Nessuno dubita che Giuliano Amato abbia tutte le doti di acume e di dottrina richiesti per professare autorevolmente il diritto pubblico, ma l’ex presidente (senza offesa: non se ne può più di quello spagnolesco emerito che il giornalismo di queste parti, ben noto per la schiena dritta, da qualche tempo attribuisce non più solo ai “chiarissimi” cattedratici in quiescenza, cui spetta per uso consolidato, ma a chiunque sia ritenuto troppo “importante” per accomunarsi ai poveri cristi che hanno esaurito la funzione per cui erano retribuiti e entrano nella popolosa comunità degli ex qualcosa) negli ultimi decenni ha preferito alla penombra delle biblioteche universitarie i fari e i lustrini (oltre ai non disprezzabili trattamenti di quiescenza) delle cariche pubbliche, di cui ha raccolto una considerevolissima collezione: da “dottor Sottile” di Bettino Craxi a presidente del Consiglio a presidente dell’Autorità Garante della Concorrenza e del Mercato a componente e poi presidente della Corte costituzionale (e sicuramente trascuro numerose altre cariche ma per quello c’è Wikipedia che è gratis).
L’INTERVISTA DI AMATO A REPUBBLICA
Perfettamente logico quindi che la Repubblica gli abbia dedicato due pagine per un’intervista a largo raggio, subito dopo l’approvazione a Palazzo Chigi del progetto di riforma costituzionale che dovrebbe comprendere l’elezione diretta del premier, con la quale o per meglio dire contro la quale riforma il quotidiano romano spera di fare, assieme alle altre testate mainstream, il bis della campagna mediatica che 6-7 anni fa quasi azzerò le radiose prospettive politiche di Matteo Renzi.
Nell’intervista Amato ha detto quanto bastava per consentire a Repubblica di titolare, col solito understatement, “Assalto alla Costituzione”, ma al tempo stesso ha inserito tutti i caveat necessari per salvaguardare la sua personale onorabilità intellettuale e il suo prestigio di grand commis. In sostanza ha spiegato che questa riforma sovvertirebbe l’architettura costituzionale, anche se di questa architettura è rimasto in piedi solo il Presidente della Repubblica visto che gli altri pilastri, a cominciare dal Parlamento e dai partiti, latitano (questa è ovviamente una mia brutale sintesi del fluire argomentativo di Amato).
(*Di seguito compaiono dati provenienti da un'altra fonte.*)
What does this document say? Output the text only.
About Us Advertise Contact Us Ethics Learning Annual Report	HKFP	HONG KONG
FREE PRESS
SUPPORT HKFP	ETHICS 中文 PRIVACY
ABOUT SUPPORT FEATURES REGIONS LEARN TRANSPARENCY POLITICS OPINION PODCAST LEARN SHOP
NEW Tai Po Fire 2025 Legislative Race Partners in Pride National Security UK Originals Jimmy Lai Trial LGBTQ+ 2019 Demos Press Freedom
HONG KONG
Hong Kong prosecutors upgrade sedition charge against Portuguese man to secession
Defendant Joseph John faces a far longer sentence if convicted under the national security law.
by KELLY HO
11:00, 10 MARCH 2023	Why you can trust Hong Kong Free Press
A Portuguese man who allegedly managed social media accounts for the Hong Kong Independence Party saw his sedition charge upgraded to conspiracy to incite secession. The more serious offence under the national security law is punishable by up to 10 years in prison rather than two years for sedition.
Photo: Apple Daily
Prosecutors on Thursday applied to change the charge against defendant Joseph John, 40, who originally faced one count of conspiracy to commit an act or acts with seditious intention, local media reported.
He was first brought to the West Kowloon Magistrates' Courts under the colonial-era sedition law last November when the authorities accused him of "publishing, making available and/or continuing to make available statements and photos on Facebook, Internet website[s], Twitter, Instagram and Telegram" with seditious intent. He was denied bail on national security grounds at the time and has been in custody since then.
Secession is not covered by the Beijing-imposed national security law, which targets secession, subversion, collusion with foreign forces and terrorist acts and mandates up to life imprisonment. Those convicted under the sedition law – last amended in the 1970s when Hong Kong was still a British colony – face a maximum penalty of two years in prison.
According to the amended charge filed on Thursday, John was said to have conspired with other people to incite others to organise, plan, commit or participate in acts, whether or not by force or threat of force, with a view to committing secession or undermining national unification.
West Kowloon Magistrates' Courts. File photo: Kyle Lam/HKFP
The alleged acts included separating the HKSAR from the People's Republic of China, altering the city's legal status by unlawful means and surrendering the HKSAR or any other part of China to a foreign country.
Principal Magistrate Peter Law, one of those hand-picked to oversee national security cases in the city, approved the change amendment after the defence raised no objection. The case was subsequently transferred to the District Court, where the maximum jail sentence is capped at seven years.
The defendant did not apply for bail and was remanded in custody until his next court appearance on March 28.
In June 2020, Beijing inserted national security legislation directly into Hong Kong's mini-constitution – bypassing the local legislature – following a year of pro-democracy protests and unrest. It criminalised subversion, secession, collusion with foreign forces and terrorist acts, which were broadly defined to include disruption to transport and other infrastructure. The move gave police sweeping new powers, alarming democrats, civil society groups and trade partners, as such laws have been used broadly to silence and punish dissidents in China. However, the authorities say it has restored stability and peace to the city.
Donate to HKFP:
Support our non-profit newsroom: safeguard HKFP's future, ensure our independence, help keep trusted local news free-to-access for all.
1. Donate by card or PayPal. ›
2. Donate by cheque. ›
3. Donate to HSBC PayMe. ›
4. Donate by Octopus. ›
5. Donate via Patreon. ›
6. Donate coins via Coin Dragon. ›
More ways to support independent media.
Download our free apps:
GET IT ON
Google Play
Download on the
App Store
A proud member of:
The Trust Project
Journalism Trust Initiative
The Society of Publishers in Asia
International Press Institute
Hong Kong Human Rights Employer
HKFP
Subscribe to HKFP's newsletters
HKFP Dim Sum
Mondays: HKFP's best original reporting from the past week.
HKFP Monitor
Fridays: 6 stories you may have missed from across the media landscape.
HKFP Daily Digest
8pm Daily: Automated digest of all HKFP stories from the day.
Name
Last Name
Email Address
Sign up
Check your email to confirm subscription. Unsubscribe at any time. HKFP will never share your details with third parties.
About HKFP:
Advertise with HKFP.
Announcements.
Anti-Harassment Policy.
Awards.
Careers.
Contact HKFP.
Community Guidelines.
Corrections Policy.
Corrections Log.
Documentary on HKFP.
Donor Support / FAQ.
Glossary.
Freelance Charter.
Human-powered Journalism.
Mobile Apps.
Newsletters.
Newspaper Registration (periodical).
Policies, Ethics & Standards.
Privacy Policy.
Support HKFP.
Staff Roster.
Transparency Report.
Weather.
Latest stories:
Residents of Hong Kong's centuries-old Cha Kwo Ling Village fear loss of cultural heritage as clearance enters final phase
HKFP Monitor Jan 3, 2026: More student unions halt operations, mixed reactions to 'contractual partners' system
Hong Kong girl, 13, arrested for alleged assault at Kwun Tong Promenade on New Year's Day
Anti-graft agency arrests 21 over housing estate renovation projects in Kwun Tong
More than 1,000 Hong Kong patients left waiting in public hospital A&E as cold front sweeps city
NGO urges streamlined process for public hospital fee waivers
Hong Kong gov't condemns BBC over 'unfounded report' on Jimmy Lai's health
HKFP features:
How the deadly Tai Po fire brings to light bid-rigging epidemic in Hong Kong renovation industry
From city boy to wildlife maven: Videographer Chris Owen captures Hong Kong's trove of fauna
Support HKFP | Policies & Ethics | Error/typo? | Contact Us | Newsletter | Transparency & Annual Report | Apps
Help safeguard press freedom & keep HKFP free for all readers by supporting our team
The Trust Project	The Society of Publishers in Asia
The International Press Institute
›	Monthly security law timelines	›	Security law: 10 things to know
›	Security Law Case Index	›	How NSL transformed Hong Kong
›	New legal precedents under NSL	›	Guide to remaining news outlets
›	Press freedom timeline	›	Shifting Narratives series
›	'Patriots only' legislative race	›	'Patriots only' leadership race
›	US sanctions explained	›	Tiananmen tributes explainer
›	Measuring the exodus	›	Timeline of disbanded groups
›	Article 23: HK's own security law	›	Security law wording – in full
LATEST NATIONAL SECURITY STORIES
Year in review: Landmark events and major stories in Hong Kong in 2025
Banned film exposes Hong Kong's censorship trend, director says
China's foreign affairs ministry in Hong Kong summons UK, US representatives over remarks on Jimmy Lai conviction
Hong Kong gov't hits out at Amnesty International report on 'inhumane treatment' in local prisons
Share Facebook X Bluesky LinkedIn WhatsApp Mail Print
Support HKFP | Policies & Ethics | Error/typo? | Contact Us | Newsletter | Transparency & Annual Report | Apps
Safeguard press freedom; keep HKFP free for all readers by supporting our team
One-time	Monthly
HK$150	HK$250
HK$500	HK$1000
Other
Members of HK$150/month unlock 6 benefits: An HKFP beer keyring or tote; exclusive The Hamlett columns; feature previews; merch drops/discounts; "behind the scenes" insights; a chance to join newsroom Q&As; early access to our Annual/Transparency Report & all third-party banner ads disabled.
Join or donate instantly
LA PRESIDENZA DELLA COMMISSIONE PER L’INTELLIGENZA ARTIFICIALE
Siccome non si sa mai quale ghiotta sorpresa possa ancora riservare il futuro, Amato ha chiuso l’intervista con una piccola perdonabile civetteria: “L’intelligenza artificiale è la più adatta a capire per prima il momento in cui sarò affetto da demenza senile. E quando me lo dirà giuro che smetto”.
Una parte considerevole dell’intervista è dedicata alla difesa della sua ultima presidenza, quella di una commissione che dovrebbe studiare l’impatto della intelligenza artificiale sull’editoria (su quel che ne resta, mi permetterei di precisare); non solo a spiegare quanto egli stesso sia qualificato per l’incarico, quanto gli oligarchi del digitale implorino gli esperti delle scienze umane di aiutarli a irregimentare questa cosa meravigliosa e terrificante che si chiama intelligenza artificiale, ma anche a esortare chi lo critica a occuparsi seriamente di IA. “La scienza deve smettere di giocare a fare Dio” e quindi “anche per questo abbiamo la responsabilità di lavorare sull’IA”.
Vaste programme, verrebbe da dire, ma non essendomi mai occupato di queste stratosferiche materie non entro nel merito. Mi limito all’aspetto estetico delle dichiarazioni di Amato. Lo stile dei grands commis di una volta era diverso. Parlavano con le loro scelte e soprattutto non parlavano di sé stessi. Ma non è una critica: mi riferisco a moltissimo tempo fa, mentre Amato, in fondo, è un contemporaneo di Zerocalcare e come lui è condannato alla autoreferenzialità esibita. Da persone sensibili, sono sicuro che entrambi ne soffrano, ma non possono sottrarsi alla spietata regola della società dello spettacolo: “qualsiasi cosa, ma mai finire nel cono d’ombra”. Parole del fondatore di Repubblica Eugenio Scalfari.